The committee has made a special note that the budget allocated to the programme is very small and not utilised properly.
“The Chure Master Plan had proposed Rs. 10 billion capital budget to the programme which would be increased to Rs. 19 billion in the second year, but it has got only Rs. 1.5 billion,” said Prof. Krishna R. Tiwari, programme expert and committee leader.
Master Plan and Guidelines are strong achievements, but there is a lack of act and regulation which has resulted in weak implementation and monitoring. At the same time, the programme is further constrained by the changing political structure with different level of governments managing and conserving the resources.
“Similarly, the board lacks legal authority, it does not function as a solid authoritative institutional setup while there is an ad hoc organisational set up at the provincial and central levels,” said Prof. Tiwari.
The committee said that the national priority highways and unplanned rural roads in the Chure region had resulted in environmental and ecological deterioration which has increased annual flooding and inundation of the Dun, Bhavar and Terai-Madhes.
Forest encroachment and sloping land cultivation, changing river course and deposition of debris and silt, excessive extraction of river bed materials, and wild forest fires are mentioned as other major challenges in Chure conservation and development.
The committee has recommended to differentiate the upstream and downstream needs, scale up intervention and institutionalise it and devise better strategies for fire protection.
It has asked the government to carry out systemic geological and hydro-geological investigation of each watershed in the Chure region, construct recharge ponds in the region a few kilometers up section from the Chure-Bhabar boundary.
Similarly, there is a need to identify appropriate or inappropriate places for construction material mining and apply engineering and non-engineering techniques to control hazards like soil erosion, landslide, bank cutting and flooding.
“Adopt Mountain Risk Engineering principles in linear-infrastructure development,” recommended the committee.
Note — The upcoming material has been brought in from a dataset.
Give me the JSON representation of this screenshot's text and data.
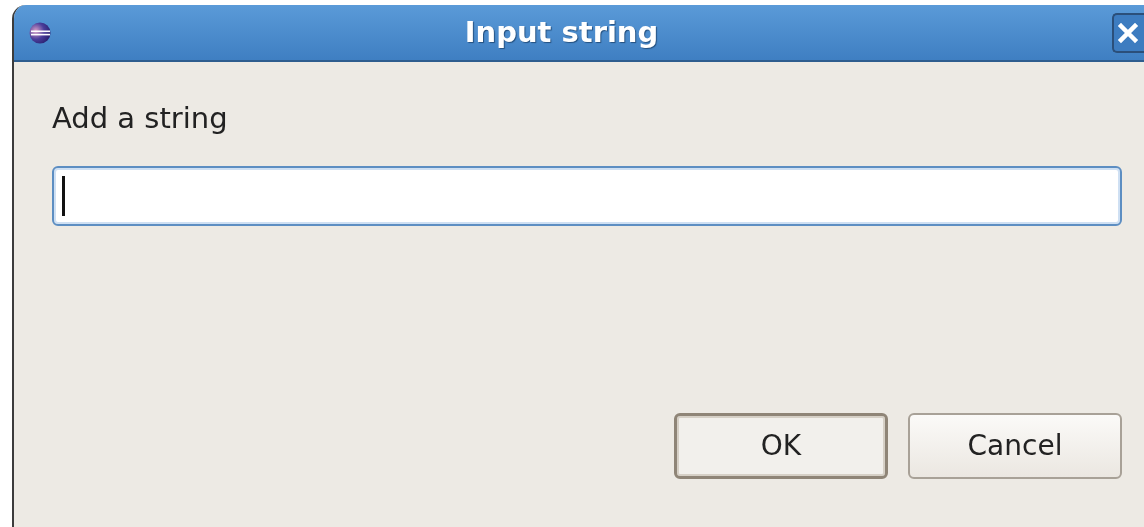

Chure covers 12.78 per cent area of the country of which 74 per cent landscape is covered with forest. Fourteen of Nepal’s total 118 ecosystems lie in Chure hills and 12 lie in Terai-Madhes region.
Chure has seven protected areas (national parks and wildlife reserves), 10 protected forests, four ramsar wetlands and 17 paleo-historical and archaeological wetlands.
The evaluation was conducted by the Institute of Forestry at the Tribhuvan University with a committee comprising programme expert Prof. Krishna R. Tiwari, policy and institution expert Porf. Ridish K. Pokharel, forest and biodiversity expert Santosh Rayamajhi, watershed management and Geographical Information System expert Binod P. Heyjoo and socio-economic and livelihood expert Bir B. Khanal Chhetri.
Faculties of the IOF’s Pokhara and Hetauda campuses also were involved in field data and evaluation.
Published in The Rising Nepal daily on 27 July 2019.